Science 37, the industry leader in decentralized clinical trials, announced today a partnership with Xperiome, a global, rare disease healthtech company. The partnership further strengthens Science 37’s capabilities to bring research directly to patients, easing patient’s burden and enabling treating physicians the opportunity to advance research as an investigator. Science 37 will leverage Xperiome’s insights from Raremark, their data-driven knowledge bank powered by patients, including a specialized matching engine to connect research-ready members to clinical and real-world study opportunities.
Clinical studies for rare diseases have always presented challenges. From investigator training to data collection, researching rare disease is mired with condition-specific obstacles that slow development and place an enormous burden on patients wanting to participate in a potentially life-saving clinical trial. By leveraging Xperiome’s ground-breaking rare disease knowledge bank powered by patients, combined with Science 37’s technology-first Decentralized Clinical Trial Operating System, sponsors can more effectively run a decentralized clinical trial to speed the development of therapies.
“At Science 37, our purpose of enabling universal access for clinical research is predicated on making it easier for patients to participate,” said David Coman, CEO of Science 37. “The burden is typically doubled in rare disease studies, as it’s usually not just the patient alone traveling to-and-from an investigator site. By partnering with Xperiome, with their deep understanding of rare disease coupled with the ability to match the right patients to the right studies, we can help design more patient-centric decentralized studies, reduce patient burden, and provide more opportunity to participate which ultimately, accelerates the development of treatments that impact patients’ lives.”

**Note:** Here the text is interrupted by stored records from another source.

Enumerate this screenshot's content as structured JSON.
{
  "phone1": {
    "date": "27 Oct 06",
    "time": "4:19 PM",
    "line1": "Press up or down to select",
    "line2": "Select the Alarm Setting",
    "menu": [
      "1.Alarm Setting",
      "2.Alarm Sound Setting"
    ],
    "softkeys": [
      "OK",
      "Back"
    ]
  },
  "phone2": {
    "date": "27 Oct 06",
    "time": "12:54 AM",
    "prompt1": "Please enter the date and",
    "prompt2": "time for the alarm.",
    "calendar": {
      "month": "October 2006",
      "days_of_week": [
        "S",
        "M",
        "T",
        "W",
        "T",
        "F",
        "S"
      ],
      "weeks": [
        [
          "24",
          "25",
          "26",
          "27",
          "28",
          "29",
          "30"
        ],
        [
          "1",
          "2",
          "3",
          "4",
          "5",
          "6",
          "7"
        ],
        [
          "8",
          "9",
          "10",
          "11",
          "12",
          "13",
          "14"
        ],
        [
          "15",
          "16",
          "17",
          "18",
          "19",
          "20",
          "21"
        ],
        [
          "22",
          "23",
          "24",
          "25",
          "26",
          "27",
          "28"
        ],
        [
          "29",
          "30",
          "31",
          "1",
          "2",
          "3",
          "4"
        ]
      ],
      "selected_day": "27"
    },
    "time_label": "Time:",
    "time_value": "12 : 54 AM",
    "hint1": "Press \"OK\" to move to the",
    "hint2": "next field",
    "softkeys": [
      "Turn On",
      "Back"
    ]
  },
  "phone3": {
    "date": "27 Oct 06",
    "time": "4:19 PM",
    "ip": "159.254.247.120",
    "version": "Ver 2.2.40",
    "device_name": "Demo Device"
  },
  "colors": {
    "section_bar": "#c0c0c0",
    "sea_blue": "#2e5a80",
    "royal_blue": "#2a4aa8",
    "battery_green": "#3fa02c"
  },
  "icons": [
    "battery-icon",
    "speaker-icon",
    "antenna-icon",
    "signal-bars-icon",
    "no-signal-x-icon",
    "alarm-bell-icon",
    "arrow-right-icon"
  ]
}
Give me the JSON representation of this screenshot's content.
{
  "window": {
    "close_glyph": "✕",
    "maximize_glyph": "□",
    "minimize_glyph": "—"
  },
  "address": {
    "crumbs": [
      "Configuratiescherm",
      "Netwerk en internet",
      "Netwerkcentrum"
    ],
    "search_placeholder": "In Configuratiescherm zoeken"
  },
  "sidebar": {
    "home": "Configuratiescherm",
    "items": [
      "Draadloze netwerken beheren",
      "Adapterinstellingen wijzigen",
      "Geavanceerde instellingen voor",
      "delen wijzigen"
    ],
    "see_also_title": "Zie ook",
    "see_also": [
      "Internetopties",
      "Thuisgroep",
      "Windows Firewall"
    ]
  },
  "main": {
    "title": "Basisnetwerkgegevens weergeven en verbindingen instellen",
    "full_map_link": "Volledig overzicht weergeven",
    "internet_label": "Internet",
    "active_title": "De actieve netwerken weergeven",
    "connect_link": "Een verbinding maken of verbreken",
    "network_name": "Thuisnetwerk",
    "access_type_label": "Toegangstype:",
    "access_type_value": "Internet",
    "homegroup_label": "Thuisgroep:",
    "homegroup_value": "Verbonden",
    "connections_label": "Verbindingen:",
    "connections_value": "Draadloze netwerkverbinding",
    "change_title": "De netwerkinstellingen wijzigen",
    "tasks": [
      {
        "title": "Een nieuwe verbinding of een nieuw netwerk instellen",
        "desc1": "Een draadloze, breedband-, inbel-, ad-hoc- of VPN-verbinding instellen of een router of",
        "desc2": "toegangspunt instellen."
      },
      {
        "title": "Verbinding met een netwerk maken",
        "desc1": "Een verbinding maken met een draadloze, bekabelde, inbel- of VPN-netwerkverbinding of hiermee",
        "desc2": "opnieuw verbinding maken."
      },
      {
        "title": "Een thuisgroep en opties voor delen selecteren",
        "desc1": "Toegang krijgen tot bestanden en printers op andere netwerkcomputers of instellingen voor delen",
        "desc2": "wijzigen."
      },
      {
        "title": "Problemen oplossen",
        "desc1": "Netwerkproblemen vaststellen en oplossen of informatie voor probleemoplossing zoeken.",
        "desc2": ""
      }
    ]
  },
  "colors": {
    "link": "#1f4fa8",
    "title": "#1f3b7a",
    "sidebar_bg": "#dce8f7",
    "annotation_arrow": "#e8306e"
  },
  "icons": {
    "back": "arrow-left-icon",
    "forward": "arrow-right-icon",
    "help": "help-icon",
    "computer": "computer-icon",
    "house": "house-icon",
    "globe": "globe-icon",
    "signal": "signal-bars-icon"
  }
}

“Current site-based models can cause unnecessary burdens to patients, and these burdens could potentially stop them from taking part in clinical research,” said Jeremy Edwards, CEO of Xperiome. “We know from our vast experience and research that a lot of patients want to contribute and help with rare disease drug research. Science 37’s unique technology-based Operating System, along with its mobile nurses and telemedicine investigators’ networks, enables in-home data collection and exams while maintaining interaction with clinicians. Giving rare disease patients the option to participate in trials regardless of where they live in the world will be a real game-changer for rare disease research.”
Science 37 continues to lead in conducting rare diseases decentralized clinical studies offering configurable technology solutions for the ever-pressing needs requisite for rare disorders’ unique manifestations and characteristics. With the most advanced technology and telemedicine expertise, Science 37 also trains research-naive physicians, enabling them to be investigators without costly infrastructure costs while maintaining their patient relationship.
“Rare disease research requires thoughtful orchestration. With our technology-first Operating System, we can configure a truly patient-centric approach, as we bring research directly to patients, enable investigators and speed to market potentially life-saving treatments,” said Coman.
About Science 37
Science 37 enables universal access to clinical research—making it easier for patients and providers to participate and accelerating the development of new and innovative treatments that impact patient lives.
With the industry’s first and only, technology-first Decentralized Clinical Trial Operating System™ (DCT OS), we enable workflow orchestration, evidence generation and data harmonization on a unified, seamless platform—configurable to enable any study and fused with our expansive networks of telemedicine investigators, mobile nurses, remote coordinators, patient communities and connected devices.
About Xperiome
Xperiome is a global healthtech company that helps pharma get to know rare disease patients and their conditions faster by delivering deep insights into the patient experience.
We have created Raremark as the place for the lived experience of rare disease. Raremark supports every stage of a patient’s health odyssey: a community to crowdsource wisdom, a library to catalog the lived experience, and a matching engine to find research opportunities.